Devo Manc: A journey not a destination
The pace at which the devolution settlement in Greater Manchester is developing has many people trying to catch up to understand the practical impacts of proposals. It’s important to understand that these proposals have not just arrived fully formed out of the blue but build on many years of developing relationships across GM.
The changes themselves may not directly feed down to communities and residents for a while yet either and so we really need to see this agreement as a signpost on a road, indicating a direction of travel. The Memorandum of Understanding between central and local government outlines a roadmap further reinforcing the nature of devolution being a journey, not a destination.
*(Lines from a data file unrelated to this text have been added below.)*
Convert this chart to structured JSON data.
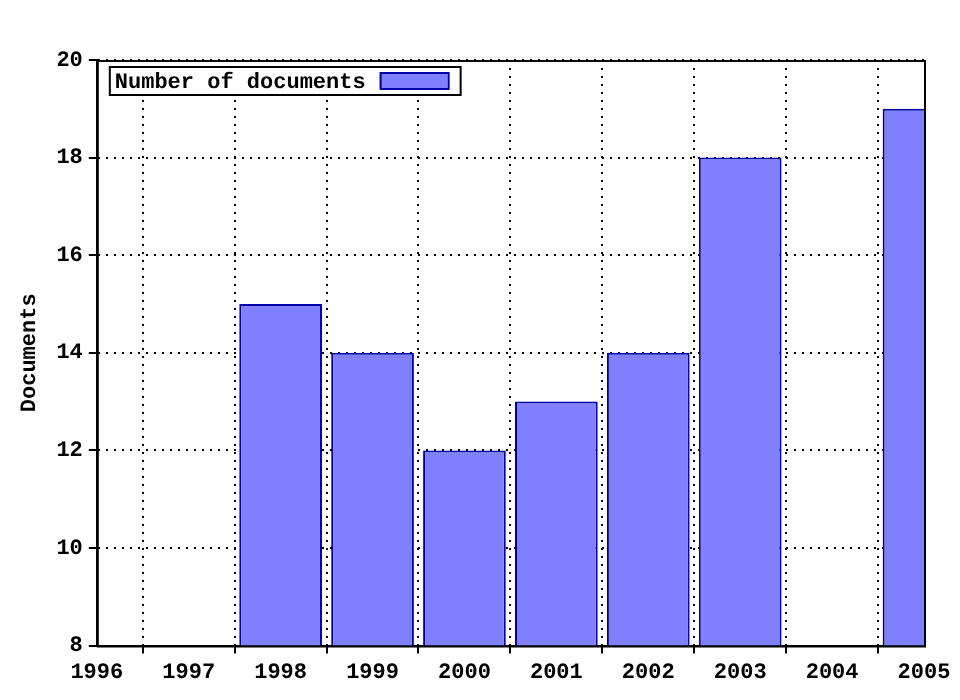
{
  "chart_data": {
    "type": "bar",
    "ylabel": "Documents",
    "x": [
      1998,
      1999,
      2000,
      2001,
      2002,
      2003,
      2005
    ],
    "series": [
      {
        "name": "Number of documents",
        "color": "#8080ff",
        "values": [
          15,
          14,
          12,
          13,
          14,
          18,
          19
        ]
      }
    ],
    "xlim": [
      1996,
      2005
    ],
    "xticks": [
      1996,
      1997,
      1998,
      1999,
      2000,
      2001,
      2002,
      2003,
      2004,
      2005
    ],
    "ylim": [
      8,
      20
    ],
    "yticks": [
      8,
      10,
      12,
      14,
      16,
      18,
      20
    ],
    "grid": true,
    "legend": "top left"
  }
}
From our past partnership working in GM it is vital to understand that subsidiarity will be a key principle in these plans. The devolution deal won’t see services move to a GM footprint but the bigger institutions and public bodies aligning their work in order to ensure local plans are more effective than would be the case in a service directed from Whitehall. Partnerships and governance structures will develop with the intent of ensuring very local approaches can be designed at a district and neighbourhood level. A clear signal has been sent in the Memorandum of Understanding with the note to “new delivery models” in the plural and services delivered in the community. This is not the substitution of one form of centralism for another.
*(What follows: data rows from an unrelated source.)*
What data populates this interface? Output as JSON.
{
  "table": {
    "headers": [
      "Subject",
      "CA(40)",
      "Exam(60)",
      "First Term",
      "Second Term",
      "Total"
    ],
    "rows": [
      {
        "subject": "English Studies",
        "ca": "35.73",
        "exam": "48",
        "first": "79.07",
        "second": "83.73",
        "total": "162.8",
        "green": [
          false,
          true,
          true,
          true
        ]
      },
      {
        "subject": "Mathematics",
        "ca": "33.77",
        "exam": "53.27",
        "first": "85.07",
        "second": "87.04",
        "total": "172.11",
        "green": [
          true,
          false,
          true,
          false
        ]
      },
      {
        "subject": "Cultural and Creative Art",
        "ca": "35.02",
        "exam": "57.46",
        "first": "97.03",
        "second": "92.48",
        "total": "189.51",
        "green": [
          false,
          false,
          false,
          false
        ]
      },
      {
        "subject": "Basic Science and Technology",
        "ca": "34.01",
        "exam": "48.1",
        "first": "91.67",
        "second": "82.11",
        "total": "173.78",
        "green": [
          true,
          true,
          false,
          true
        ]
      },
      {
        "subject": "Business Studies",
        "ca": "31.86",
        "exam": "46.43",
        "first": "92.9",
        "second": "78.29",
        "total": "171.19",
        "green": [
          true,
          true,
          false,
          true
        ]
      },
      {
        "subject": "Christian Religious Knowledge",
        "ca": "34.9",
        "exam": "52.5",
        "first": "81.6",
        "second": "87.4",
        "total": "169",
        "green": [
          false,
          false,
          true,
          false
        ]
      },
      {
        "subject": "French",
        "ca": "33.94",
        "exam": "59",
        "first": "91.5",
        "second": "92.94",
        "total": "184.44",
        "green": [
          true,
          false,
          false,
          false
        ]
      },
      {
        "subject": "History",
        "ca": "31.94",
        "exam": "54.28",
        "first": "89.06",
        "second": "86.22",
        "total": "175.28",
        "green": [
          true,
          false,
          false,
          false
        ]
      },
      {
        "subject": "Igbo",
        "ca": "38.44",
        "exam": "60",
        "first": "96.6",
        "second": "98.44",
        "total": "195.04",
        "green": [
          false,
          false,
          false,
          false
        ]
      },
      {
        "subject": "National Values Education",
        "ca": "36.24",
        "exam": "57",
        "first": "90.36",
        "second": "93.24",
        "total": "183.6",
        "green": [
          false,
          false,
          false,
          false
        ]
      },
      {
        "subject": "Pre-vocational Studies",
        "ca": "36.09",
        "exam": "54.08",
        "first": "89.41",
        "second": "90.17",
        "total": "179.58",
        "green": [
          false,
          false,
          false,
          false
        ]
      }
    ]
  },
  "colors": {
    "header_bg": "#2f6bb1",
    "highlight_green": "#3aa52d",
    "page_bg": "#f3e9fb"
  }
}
This intention doesn’t of course guarantee success in itself. The next few years will be financially challenging, irrespective of the result of the next election and any change at this time has some level of risk. Governance structures will need to be robust, views and assumptions challenged but ultimately with all major partners working together in harmony. Leadership will be tested in an area with so many public bodies currently having a critical role in local commissioning and delivery.
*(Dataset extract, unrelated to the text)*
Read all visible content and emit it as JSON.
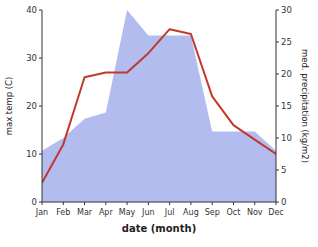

In our conversations with VCSE organisations within GM it’s clear that a majority of organisations are in favour of devolution in principle but many add caveats. Just as the local public sector is changing its relationship with central government many want a renewed relationship between local government and communities within GM. With increasing control of public services passing to our wider city there are opportunities here that have not existed before but we need to ensure we take part in developing debates at a neighbourhood and district level as well as seeking to influence the direction the city takes as a whole.